Response to OSCE Chairperson’s Personal Representatives on Tolerance: Statement to the PC

The United States welcomes back to the Permanent Council the Chairmanship’s Personal Representatives for Tolerance: Professor Talip Küçükcan, Ambassador Alexey Avtonomov, and Rabbi Andrew Baker. Thank you for your presentations and in particular your concrete recommendations on ways to improve how we can work together to further OSCE commitments to combat intolerance and discrimination. The United States firmly believes that strengthening our joint efforts is a key element of ensuring comprehensive security and respect for all people in the OSCE region. As we approach the final weeks of the Serbian Chairmanship, and look ahead to the German Chairmanship, it is an appropriate time to reflect on our tolerance-related work and look toward next year.

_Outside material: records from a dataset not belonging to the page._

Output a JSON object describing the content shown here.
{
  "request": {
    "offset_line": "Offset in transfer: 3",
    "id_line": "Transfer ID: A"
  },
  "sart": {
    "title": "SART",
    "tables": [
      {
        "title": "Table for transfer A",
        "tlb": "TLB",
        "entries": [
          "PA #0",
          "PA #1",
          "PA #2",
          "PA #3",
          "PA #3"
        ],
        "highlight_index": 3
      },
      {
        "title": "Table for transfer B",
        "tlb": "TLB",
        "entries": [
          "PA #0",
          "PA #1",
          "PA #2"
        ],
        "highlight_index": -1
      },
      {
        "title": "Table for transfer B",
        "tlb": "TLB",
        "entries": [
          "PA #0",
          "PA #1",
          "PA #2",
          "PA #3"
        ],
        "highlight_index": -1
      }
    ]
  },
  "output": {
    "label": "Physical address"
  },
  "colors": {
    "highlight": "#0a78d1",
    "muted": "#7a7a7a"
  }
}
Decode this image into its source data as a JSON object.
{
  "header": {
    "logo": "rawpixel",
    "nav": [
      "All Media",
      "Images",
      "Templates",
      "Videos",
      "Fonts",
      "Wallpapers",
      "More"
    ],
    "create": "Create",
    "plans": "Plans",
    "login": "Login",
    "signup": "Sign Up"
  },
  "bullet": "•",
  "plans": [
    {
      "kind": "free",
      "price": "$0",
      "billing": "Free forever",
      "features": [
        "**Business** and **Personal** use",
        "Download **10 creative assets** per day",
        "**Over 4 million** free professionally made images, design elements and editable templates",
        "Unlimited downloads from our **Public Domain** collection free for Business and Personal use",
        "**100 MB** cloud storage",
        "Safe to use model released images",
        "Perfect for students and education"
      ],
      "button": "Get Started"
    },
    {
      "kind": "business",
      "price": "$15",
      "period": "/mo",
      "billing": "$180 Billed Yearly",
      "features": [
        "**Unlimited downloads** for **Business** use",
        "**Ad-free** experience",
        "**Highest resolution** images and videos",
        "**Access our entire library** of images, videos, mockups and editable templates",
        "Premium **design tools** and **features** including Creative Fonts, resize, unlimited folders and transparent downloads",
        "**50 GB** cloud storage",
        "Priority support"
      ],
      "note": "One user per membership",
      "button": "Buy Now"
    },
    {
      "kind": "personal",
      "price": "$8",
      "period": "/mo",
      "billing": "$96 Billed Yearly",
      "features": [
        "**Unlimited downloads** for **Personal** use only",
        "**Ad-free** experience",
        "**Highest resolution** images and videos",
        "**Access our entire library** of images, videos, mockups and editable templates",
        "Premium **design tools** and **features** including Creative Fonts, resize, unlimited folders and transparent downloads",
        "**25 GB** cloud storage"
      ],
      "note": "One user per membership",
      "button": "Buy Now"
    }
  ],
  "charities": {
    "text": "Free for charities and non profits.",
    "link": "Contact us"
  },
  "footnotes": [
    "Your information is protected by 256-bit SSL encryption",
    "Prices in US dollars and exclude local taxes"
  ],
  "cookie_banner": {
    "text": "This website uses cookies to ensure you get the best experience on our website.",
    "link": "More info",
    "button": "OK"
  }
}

The 2014 Declaration on Enhancing Efforts to Combat Anti-Semitism provides focused, practical commitments and taskings aimed at improving the implementation of the Berlin Declaration and other OSCE commitments. We continue to closely follow the recent upswing in anti-Semitic attacks in our region. In fact, on November 3, the United States Congress unanimously passed a resolution urging the United States and European governments to take steps to help keep Jewish communities safe.

We commend the robust engagement of the OSCE Chairman-in-Office’s Personal Representatives following the tragic events in Paris and Copenhagen earlier this year. The visits to Paris in the aftermath of the attacks on Charlie Hebdo and the kosher supermarket, as well as engagement with Jewish, Muslim, and other communities, demonstrated the OSCE’s enduring commitment to combating anti-Semitism and, by extension, hate crimes, intolerance, and discrimination.

Rabbi Baker, the United States shares your assessment that government measures, while essential, are only part of the solution. Participating States must engage with civil society, religious, and community leaders and support their efforts to fight hate crimes and to promote tolerance. Importantly, governments must engage with a variety of leaders across religious and civil society groups. We urge participating States to support efforts, including those carried out by the Chair’s Personal Representatives and ODIHR, to strengthen civil society coalitions against intolerance. We note, for example, Rabbi Baker’s recommendation to the government of Turkey to partner with appropriate international Jewish scholars, similar to its existing arrangement with the Vatican, as a means to enhance efforts to promote tolerance and understanding.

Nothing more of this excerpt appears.